Andy collects Gulf water samples and immediately measures the rates of certain microbial processes (such as carbon degradation or assimilation) to establish their baseline activity. He then supplements the samples with a certain chemical compound, such as methane, oil, or nutrients, that he hypothesizes will affect the organisms. He measures changes in the rates of the microbial processes relative to baseline observations and analyzes genomic data using stable isotope probing and next-generation sequencing. These observations help him determine which microbial populations the chemicals are enriching or inhibiting and if and how microbial processes are altered. His uses these findings to better understand how these microbes may react to similar exposures in the natural environment.

“After the spill, there was a major increase in carbon uptake and usage because organic matter containing carbon was readily available to microorganisms,” explained Andy. “Understanding which geochemical factors control these processes, how that correlates to the microbial population, and how the population changes over time will help us prepare for future oil spills and other disasters.”

His Learning

Andy’s experiences working in Joye’s lab have helped him understand how important passion is to scientific research. The lab members’ contagious excitement and desire to learn and educate others about the natural world inspire him to give back to society. “The fervor exhibited through their work is unmistakable, and they never stop working to better understand the world we live in,” explained Andy. “I hope this feeling continues to grow and that I am able to leave a positive lasting impact on this Earth through my career.”

His Future

Andy discovered the importance of educating society on scientific issues through teaching undergraduate labs and participating in ECOGIG outreach events such as the Ocean Discovery Zone and Science at the Stadium.

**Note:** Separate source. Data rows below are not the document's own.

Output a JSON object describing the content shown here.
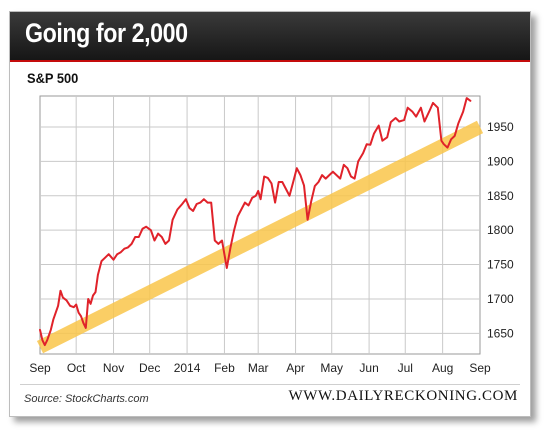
{
  "header": {
    "title": "Going for 2,000"
  },
  "footer": {
    "source": "Source: StockCharts.com",
    "site": "WWW.DAILYRECKONING.COM"
  },
  "colors": {
    "line": "#e0222a",
    "band": "#f9c64a",
    "grid": "#c9c9c9",
    "header_bg": "#1f1f1f",
    "header_rule": "#c40c0c"
  },
  "chart_data": {
    "type": "line",
    "title": "S&P 500",
    "xlabel": "",
    "ylabel": "",
    "x_ticks": [
      "Sep",
      "Oct",
      "Nov",
      "Dec",
      "2014",
      "Feb",
      "Mar",
      "Apr",
      "May",
      "Jun",
      "Jul",
      "Aug",
      "Sep"
    ],
    "y_ticks": [
      1650,
      1700,
      1750,
      1800,
      1850,
      1900,
      1950
    ],
    "xlim": [
      "2013-09-01",
      "2014-09-01"
    ],
    "ylim": [
      1620,
      1995
    ],
    "grid": true,
    "y_axis_side": "right",
    "series": [
      {
        "values": [
          [
            "2013-09-01",
            1655
          ],
          [
            "2013-09-03",
            1640
          ],
          [
            "2013-09-05",
            1633
          ],
          [
            "2013-09-07",
            1640
          ],
          [
            "2013-09-10",
            1655
          ],
          [
            "2013-09-12",
            1670
          ],
          [
            "2013-09-14",
            1680
          ],
          [
            "2013-09-16",
            1690
          ],
          [
            "2013-09-18",
            1712
          ],
          [
            "2013-09-20",
            1702
          ],
          [
            "2013-09-23",
            1698
          ],
          [
            "2013-09-26",
            1690
          ],
          [
            "2013-09-29",
            1688
          ],
          [
            "2013-10-01",
            1692
          ],
          [
            "2013-10-03",
            1680
          ],
          [
            "2013-10-05",
            1675
          ],
          [
            "2013-10-07",
            1665
          ],
          [
            "2013-10-09",
            1658
          ],
          [
            "2013-10-11",
            1700
          ],
          [
            "2013-10-13",
            1693
          ],
          [
            "2013-10-15",
            1705
          ],
          [
            "2013-10-17",
            1710
          ],
          [
            "2013-10-19",
            1735
          ],
          [
            "2013-10-22",
            1755
          ],
          [
            "2013-10-25",
            1760
          ],
          [
            "2013-10-28",
            1765
          ],
          [
            "2013-11-01",
            1757
          ],
          [
            "2013-11-04",
            1765
          ],
          [
            "2013-11-07",
            1768
          ],
          [
            "2013-11-10",
            1773
          ],
          [
            "2013-11-13",
            1775
          ],
          [
            "2013-11-16",
            1780
          ],
          [
            "2013-11-19",
            1790
          ],
          [
            "2013-11-22",
            1790
          ],
          [
            "2013-11-25",
            1802
          ],
          [
            "2013-11-28",
            1805
          ],
          [
            "2013-12-02",
            1800
          ],
          [
            "2013-12-05",
            1785
          ],
          [
            "2013-12-08",
            1795
          ],
          [
            "2013-12-11",
            1790
          ],
          [
            "2013-12-14",
            1780
          ],
          [
            "2013-12-17",
            1785
          ],
          [
            "2013-12-20",
            1815
          ],
          [
            "2013-12-24",
            1830
          ],
          [
            "2013-12-28",
            1838
          ],
          [
            "2013-12-31",
            1845
          ],
          [
            "2014-01-03",
            1832
          ],
          [
            "2014-01-06",
            1828
          ],
          [
            "2014-01-09",
            1838
          ],
          [
            "2014-01-12",
            1840
          ],
          [
            "2014-01-15",
            1845
          ],
          [
            "2014-01-18",
            1840
          ],
          [
            "2014-01-21",
            1840
          ],
          [
            "2014-01-24",
            1785
          ],
          [
            "2014-01-27",
            1780
          ],
          [
            "2014-01-30",
            1785
          ],
          [
            "2014-02-03",
            1745
          ],
          [
            "2014-02-06",
            1775
          ],
          [
            "2014-02-09",
            1800
          ],
          [
            "2014-02-12",
            1820
          ],
          [
            "2014-02-15",
            1830
          ],
          [
            "2014-02-18",
            1840
          ],
          [
            "2014-02-21",
            1836
          ],
          [
            "2014-02-24",
            1847
          ],
          [
            "2014-02-27",
            1850
          ],
          [
            "2014-03-01",
            1857
          ],
          [
            "2014-03-03",
            1845
          ],
          [
            "2014-03-06",
            1878
          ],
          [
            "2014-03-09",
            1876
          ],
          [
            "2014-03-12",
            1868
          ],
          [
            "2014-03-15",
            1840
          ],
          [
            "2014-03-18",
            1870
          ],
          [
            "2014-03-21",
            1870
          ],
          [
            "2014-03-24",
            1860
          ],
          [
            "2014-03-27",
            1850
          ],
          [
            "2014-03-30",
            1870
          ],
          [
            "2014-04-02",
            1890
          ],
          [
            "2014-04-05",
            1880
          ],
          [
            "2014-04-08",
            1865
          ],
          [
            "2014-04-11",
            1815
          ],
          [
            "2014-04-14",
            1842
          ],
          [
            "2014-04-17",
            1864
          ],
          [
            "2014-04-20",
            1870
          ],
          [
            "2014-04-23",
            1880
          ],
          [
            "2014-04-26",
            1875
          ],
          [
            "2014-04-29",
            1880
          ],
          [
            "2014-05-02",
            1885
          ],
          [
            "2014-05-05",
            1880
          ],
          [
            "2014-05-08",
            1875
          ],
          [
            "2014-05-11",
            1895
          ],
          [
            "2014-05-14",
            1890
          ],
          [
            "2014-05-17",
            1878
          ],
          [
            "2014-05-20",
            1875
          ],
          [
            "2014-05-23",
            1900
          ],
          [
            "2014-05-27",
            1912
          ],
          [
            "2014-05-30",
            1925
          ],
          [
            "2014-06-02",
            1924
          ],
          [
            "2014-06-05",
            1940
          ],
          [
            "2014-06-09",
            1952
          ],
          [
            "2014-06-12",
            1930
          ],
          [
            "2014-06-16",
            1935
          ],
          [
            "2014-06-19",
            1957
          ],
          [
            "2014-06-23",
            1963
          ],
          [
            "2014-06-26",
            1958
          ],
          [
            "2014-06-30",
            1960
          ],
          [
            "2014-07-03",
            1978
          ],
          [
            "2014-07-07",
            1972
          ],
          [
            "2014-07-10",
            1965
          ],
          [
            "2014-07-14",
            1978
          ],
          [
            "2014-07-17",
            1958
          ],
          [
            "2014-07-21",
            1973
          ],
          [
            "2014-07-24",
            1985
          ],
          [
            "2014-07-28",
            1978
          ],
          [
            "2014-07-31",
            1930
          ],
          [
            "2014-08-02",
            1925
          ],
          [
            "2014-08-05",
            1920
          ],
          [
            "2014-08-08",
            1932
          ],
          [
            "2014-08-11",
            1937
          ],
          [
            "2014-08-14",
            1955
          ],
          [
            "2014-08-18",
            1972
          ],
          [
            "2014-08-21",
            1992
          ],
          [
            "2014-08-24",
            1988
          ]
        ]
      }
    ],
    "band": {
      "start": [
        "2013-09-01",
        1630
      ],
      "end": [
        "2014-09-01",
        1950
      ],
      "half_width": 10
    }
  }
}
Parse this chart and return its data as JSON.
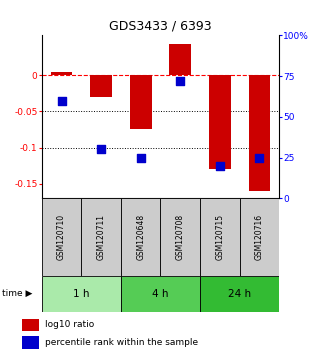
{
  "title": "GDS3433 / 6393",
  "samples": [
    "GSM120710",
    "GSM120711",
    "GSM120648",
    "GSM120708",
    "GSM120715",
    "GSM120716"
  ],
  "log10_ratio": [
    0.005,
    -0.03,
    -0.075,
    0.043,
    -0.13,
    -0.16
  ],
  "percentile_rank": [
    60,
    30,
    25,
    72,
    20,
    25
  ],
  "time_groups": [
    {
      "label": "1 h",
      "start": 0,
      "end": 2,
      "color": "#aaeaaa"
    },
    {
      "label": "4 h",
      "start": 2,
      "end": 4,
      "color": "#55cc55"
    },
    {
      "label": "24 h",
      "start": 4,
      "end": 6,
      "color": "#33bb33"
    }
  ],
  "bar_color": "#cc0000",
  "dot_color": "#0000cc",
  "ylim_left": [
    -0.17,
    0.055
  ],
  "ylim_right": [
    0,
    100
  ],
  "yticks_left": [
    0.0,
    -0.05,
    -0.1,
    -0.15
  ],
  "ytick_labels_left": [
    "0",
    "-0.05",
    "-0.1",
    "-0.15"
  ],
  "yticks_right": [
    0,
    25,
    50,
    75,
    100
  ],
  "ytick_labels_right": [
    "0",
    "25",
    "50",
    "75",
    "100%"
  ],
  "dotted_lines": [
    -0.05,
    -0.1
  ],
  "bar_width": 0.55,
  "dot_size": 35,
  "sample_box_color": "#cccccc",
  "title_fontsize": 9,
  "tick_fontsize": 6.5,
  "legend_label_red": "log10 ratio",
  "legend_label_blue": "percentile rank within the sample",
  "time_label": "time"
}
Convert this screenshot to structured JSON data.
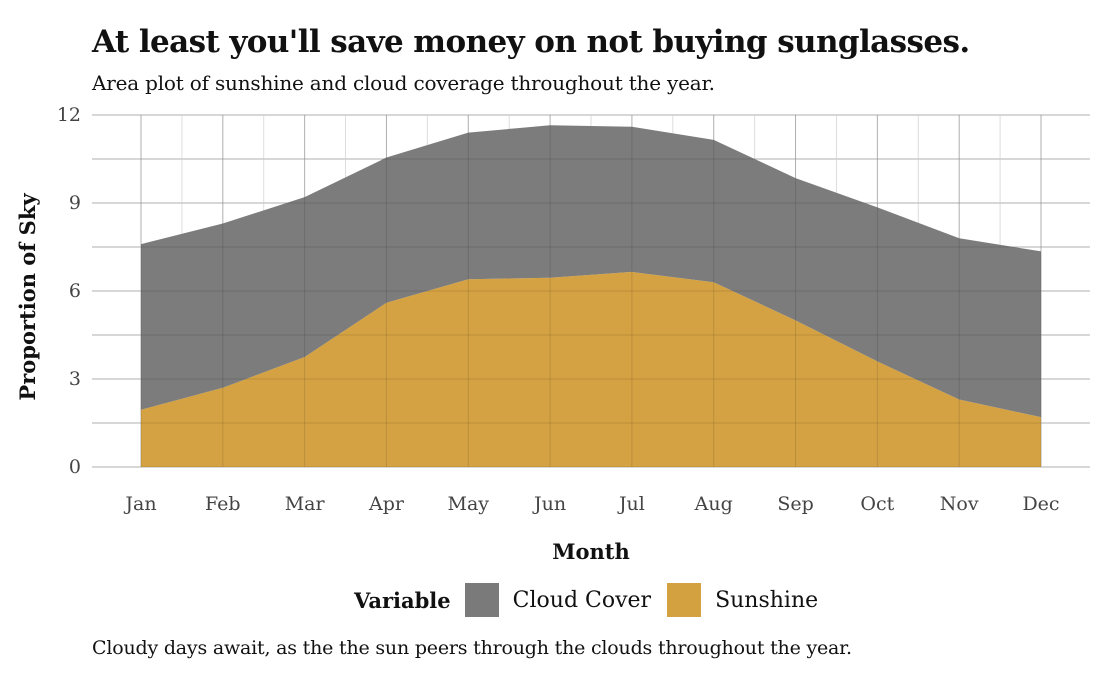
{
  "title": "At least you'll save money on not buying sunglasses.",
  "subtitle": "Area plot of sunshine and cloud coverage throughout the year.",
  "caption": "Cloudy days await, as the the sun peers through the clouds throughout the year.",
  "legend": {
    "title": "Variable",
    "items": [
      {
        "label": "Cloud Cover",
        "color": "#7a7a7a"
      },
      {
        "label": "Sunshine",
        "color": "#d4a141"
      }
    ]
  },
  "chart_data": {
    "type": "area",
    "stacked": true,
    "xlabel": "Month",
    "ylabel": "Proportion of Sky",
    "categories": [
      "Jan",
      "Feb",
      "Mar",
      "Apr",
      "May",
      "Jun",
      "Jul",
      "Aug",
      "Sep",
      "Oct",
      "Nov",
      "Dec"
    ],
    "ylim": [
      0,
      12
    ],
    "yticks": [
      0,
      3,
      6,
      9,
      12
    ],
    "grid": true,
    "legend_position": "bottom",
    "series": [
      {
        "name": "Sunshine",
        "color": "#d4a141",
        "values": [
          1.95,
          2.7,
          3.75,
          5.6,
          6.4,
          6.45,
          6.65,
          6.3,
          5.0,
          3.6,
          2.3,
          1.7
        ]
      },
      {
        "name": "Cloud Cover",
        "color": "#7a7a7a",
        "values": [
          5.65,
          5.6,
          5.45,
          4.95,
          5.0,
          5.2,
          4.95,
          4.85,
          4.85,
          5.25,
          5.5,
          5.65
        ]
      }
    ]
  }
}
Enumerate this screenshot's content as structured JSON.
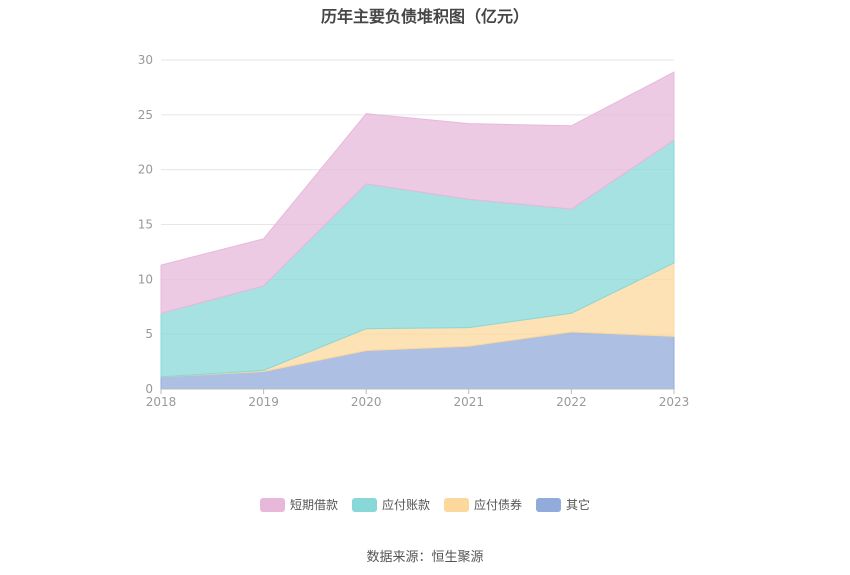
{
  "chart_data": {
    "type": "area",
    "stacked": true,
    "title": "历年主要负债堆积图（亿元）",
    "x": [
      "2018",
      "2019",
      "2020",
      "2021",
      "2022",
      "2023"
    ],
    "yticks": [
      "0",
      "5",
      "10",
      "15",
      "20",
      "25",
      "30"
    ],
    "ylim": [
      0,
      30
    ],
    "grid": true,
    "legend_position": "bottom",
    "series": [
      {
        "name": "其它",
        "color": "#91abdb",
        "values": [
          1.1,
          1.6,
          3.5,
          3.9,
          5.2,
          4.8
        ]
      },
      {
        "name": "应付债券",
        "color": "#fcd89c",
        "values": [
          0.0,
          0.1,
          2.0,
          1.7,
          1.7,
          6.7
        ]
      },
      {
        "name": "应付账款",
        "color": "#88d8d8",
        "values": [
          5.8,
          7.7,
          13.2,
          11.7,
          9.5,
          11.2
        ]
      },
      {
        "name": "短期借款",
        "color": "#e7b8da",
        "values": [
          4.4,
          4.3,
          6.4,
          6.9,
          7.6,
          6.2
        ]
      }
    ],
    "legend_order": [
      "短期借款",
      "应付账款",
      "应付债券",
      "其它"
    ]
  },
  "source_note": "数据来源：恒生聚源"
}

He hopes to create future exciting opportunities for others to learn about emerging scientific ideas and findings.

He tells students considering a scientific career to get involved as early and often as they can. “I had the opportunity to do research my freshman year of college. I got hands-on experience from day one and learned a lot of basic lab techniques early on, which greatly helped me advance my skills and knowledge,” he said. “Even if you can’t immediately join a lab, there are many university research courses, citizen science opportunities, or outreach programs to get involved in.”

Praise for Andy

Joye said that during his time in her lab, Andy grew into a thoughtful, meticulous scientist and a passionate and dedicated instructor. She described him as a natural leader with outstanding character, “Andy sets an exceptional example and works tirelessly on his own projects while always being available to give others a hand as needed. He works to not only meet but also exceed expectations and holds himself to a high standard. It is such a pleasure and honor to mentor someone like Andy.”

The GoMRI community embraces bright and dedicated students like Andy Montgomery and their important contributions. The GoMRI Scholars Program recognizes graduate students whose work focuses on GoMRI-funded projects and builds community for the next generation of ocean science professionals.